Why the New York Times chose Portuguese over Spanish

Sunday, October 21, 2012

After the recent announcement of the upcoming Portuguese edition of the New York Times (in 2013, only online), the next question to ask is why Portuguese over Spanish? One of the reasons is:

“The question with Spanish is, which Spanish? Mexico Spanish is different from Spain Spanish. [In addition,] there’s no great evidence that people in Mexico are desperately looking to know what’s going on in Argentina or vice versa.”

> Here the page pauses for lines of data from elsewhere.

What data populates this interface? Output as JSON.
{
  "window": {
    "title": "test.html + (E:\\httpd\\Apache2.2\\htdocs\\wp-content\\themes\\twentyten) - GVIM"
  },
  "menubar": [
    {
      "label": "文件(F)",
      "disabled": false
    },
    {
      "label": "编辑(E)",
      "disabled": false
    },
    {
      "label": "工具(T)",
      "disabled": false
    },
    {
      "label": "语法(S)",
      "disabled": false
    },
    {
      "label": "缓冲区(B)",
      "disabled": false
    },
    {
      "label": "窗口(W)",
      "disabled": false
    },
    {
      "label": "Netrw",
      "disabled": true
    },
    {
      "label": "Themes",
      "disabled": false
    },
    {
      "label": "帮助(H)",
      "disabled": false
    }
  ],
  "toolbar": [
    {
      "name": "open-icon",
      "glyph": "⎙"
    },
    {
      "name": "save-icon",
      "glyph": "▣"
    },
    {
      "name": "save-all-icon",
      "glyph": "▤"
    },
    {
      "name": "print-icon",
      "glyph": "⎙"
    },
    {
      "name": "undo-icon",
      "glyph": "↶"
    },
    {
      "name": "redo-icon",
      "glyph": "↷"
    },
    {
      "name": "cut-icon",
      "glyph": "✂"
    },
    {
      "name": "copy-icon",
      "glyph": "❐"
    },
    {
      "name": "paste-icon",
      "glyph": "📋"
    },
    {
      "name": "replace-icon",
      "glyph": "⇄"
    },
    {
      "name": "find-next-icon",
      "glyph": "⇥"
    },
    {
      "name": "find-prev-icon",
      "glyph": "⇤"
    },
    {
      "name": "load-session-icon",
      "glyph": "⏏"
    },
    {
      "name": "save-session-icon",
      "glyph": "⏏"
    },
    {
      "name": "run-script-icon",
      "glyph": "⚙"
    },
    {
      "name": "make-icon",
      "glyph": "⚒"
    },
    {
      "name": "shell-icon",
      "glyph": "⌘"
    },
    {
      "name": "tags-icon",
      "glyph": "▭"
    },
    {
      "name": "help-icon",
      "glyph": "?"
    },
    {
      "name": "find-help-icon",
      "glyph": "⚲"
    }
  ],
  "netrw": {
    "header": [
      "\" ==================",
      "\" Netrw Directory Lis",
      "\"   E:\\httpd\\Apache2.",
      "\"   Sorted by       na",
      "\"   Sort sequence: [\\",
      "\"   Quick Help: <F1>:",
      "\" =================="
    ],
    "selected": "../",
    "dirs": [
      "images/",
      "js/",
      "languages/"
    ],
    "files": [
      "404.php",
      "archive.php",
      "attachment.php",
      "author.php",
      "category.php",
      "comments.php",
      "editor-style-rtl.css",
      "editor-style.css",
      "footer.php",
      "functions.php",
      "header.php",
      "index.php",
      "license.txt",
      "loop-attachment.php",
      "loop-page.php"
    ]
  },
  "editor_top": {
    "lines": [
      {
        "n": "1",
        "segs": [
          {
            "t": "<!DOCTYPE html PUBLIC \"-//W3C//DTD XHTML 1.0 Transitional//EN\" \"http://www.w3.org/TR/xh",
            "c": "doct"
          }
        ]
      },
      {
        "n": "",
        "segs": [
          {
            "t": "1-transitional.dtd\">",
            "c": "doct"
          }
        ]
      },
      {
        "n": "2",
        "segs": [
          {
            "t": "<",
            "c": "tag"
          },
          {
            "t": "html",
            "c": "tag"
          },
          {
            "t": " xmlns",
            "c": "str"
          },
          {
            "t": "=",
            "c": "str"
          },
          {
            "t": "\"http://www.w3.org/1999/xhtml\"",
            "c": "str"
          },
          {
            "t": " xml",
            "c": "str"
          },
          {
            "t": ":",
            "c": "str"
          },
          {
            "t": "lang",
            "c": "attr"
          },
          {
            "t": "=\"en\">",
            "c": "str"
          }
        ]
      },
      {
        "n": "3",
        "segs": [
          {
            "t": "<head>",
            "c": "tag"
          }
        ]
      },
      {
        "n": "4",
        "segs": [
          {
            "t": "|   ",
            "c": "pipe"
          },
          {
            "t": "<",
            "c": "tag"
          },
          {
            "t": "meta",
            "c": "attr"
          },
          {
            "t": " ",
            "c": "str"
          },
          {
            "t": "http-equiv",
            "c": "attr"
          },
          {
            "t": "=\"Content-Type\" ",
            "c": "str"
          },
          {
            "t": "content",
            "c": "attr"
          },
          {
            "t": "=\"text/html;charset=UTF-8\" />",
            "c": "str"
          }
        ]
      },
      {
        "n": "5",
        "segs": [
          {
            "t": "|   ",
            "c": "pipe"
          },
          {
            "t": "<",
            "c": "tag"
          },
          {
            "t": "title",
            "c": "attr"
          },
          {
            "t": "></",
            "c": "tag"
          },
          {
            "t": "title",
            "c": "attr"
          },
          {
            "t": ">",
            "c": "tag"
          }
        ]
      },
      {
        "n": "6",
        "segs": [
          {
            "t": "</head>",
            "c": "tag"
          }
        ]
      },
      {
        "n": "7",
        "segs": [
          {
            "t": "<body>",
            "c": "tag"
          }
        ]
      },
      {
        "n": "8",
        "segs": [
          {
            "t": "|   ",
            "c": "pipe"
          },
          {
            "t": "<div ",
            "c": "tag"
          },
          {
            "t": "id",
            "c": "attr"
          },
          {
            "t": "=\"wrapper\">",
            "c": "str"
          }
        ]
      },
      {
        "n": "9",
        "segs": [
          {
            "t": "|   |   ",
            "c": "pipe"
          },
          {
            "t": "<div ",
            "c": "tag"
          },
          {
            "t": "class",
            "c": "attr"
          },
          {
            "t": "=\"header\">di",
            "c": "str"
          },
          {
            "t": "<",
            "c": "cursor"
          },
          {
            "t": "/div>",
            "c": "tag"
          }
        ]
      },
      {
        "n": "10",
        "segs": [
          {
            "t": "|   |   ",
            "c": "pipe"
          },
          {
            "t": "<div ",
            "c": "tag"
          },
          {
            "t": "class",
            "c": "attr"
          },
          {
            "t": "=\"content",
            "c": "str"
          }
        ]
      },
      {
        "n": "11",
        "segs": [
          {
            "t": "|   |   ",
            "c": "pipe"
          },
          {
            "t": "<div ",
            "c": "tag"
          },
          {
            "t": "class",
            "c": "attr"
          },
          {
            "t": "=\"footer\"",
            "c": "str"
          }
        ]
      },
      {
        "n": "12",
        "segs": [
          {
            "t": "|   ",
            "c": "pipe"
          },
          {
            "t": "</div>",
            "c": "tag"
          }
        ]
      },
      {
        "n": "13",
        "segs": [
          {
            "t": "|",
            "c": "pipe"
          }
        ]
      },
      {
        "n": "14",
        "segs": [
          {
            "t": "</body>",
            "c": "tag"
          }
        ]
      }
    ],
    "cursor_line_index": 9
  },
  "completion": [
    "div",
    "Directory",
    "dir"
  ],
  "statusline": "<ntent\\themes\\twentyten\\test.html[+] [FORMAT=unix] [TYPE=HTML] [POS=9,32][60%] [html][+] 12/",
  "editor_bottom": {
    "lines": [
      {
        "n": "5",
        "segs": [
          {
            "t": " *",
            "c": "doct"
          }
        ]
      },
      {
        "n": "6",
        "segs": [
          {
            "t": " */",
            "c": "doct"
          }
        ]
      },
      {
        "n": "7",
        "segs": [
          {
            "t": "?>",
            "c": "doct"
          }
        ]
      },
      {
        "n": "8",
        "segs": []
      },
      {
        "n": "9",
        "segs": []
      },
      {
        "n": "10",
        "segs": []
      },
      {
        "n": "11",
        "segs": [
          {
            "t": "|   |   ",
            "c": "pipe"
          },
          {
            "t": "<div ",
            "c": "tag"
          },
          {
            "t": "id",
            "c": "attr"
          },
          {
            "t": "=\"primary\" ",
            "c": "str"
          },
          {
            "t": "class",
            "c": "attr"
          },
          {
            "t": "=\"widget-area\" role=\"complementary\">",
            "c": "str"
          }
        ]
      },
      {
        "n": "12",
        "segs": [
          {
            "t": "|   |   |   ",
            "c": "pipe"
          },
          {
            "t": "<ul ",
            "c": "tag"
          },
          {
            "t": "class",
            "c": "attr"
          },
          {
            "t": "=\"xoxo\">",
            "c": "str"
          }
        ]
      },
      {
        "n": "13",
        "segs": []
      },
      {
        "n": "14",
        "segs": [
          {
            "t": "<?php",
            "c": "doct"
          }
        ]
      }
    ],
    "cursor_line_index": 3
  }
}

Point 1 is not really valid: Spanish, especially when written, is quite uniform and choosing to go with Mexican Spanish vs. Spain Spanish does not really make a difference in terms of readability, only atmosphere. But point 2 is valid: how does one acquire a readership? Simply having articles in Spanish does not mean that any Spanish speaker will flock to read them, and Spanish really is quite a fragmented language in terms of geopolitics and economy. You can't start a newspaper that mostly writes about Mexican politics and expect to get a lot of readership from Ecuador and Uruguay. A post I wrote two years ago comparing the GDP of Spanish vs. Portuguese makes this quite clear:

Spanish

Portuguese

So if you are a newspaper that wants to expand readership and is choosing between these two languages, your choices are: 1) go with Spanish and then debate which country to focus on, or continent, or focus on Spain and forget about Latin America, hmm... or 2) go with Portuguese, after which choosing Brazil is a no-brainer. Portuguese is much like English in this way. The place from which the language originates is a former empire that is not so empire-like anymore (UK, Portugal), there are a number of former colonies here and there (Canada/Australia/etc. and Angola/Macau/etc.), but one of the former colonies has now become the gravitational centre of the language (United States, Brazil) and the default area to appeal to when adding a new language to one's media empire.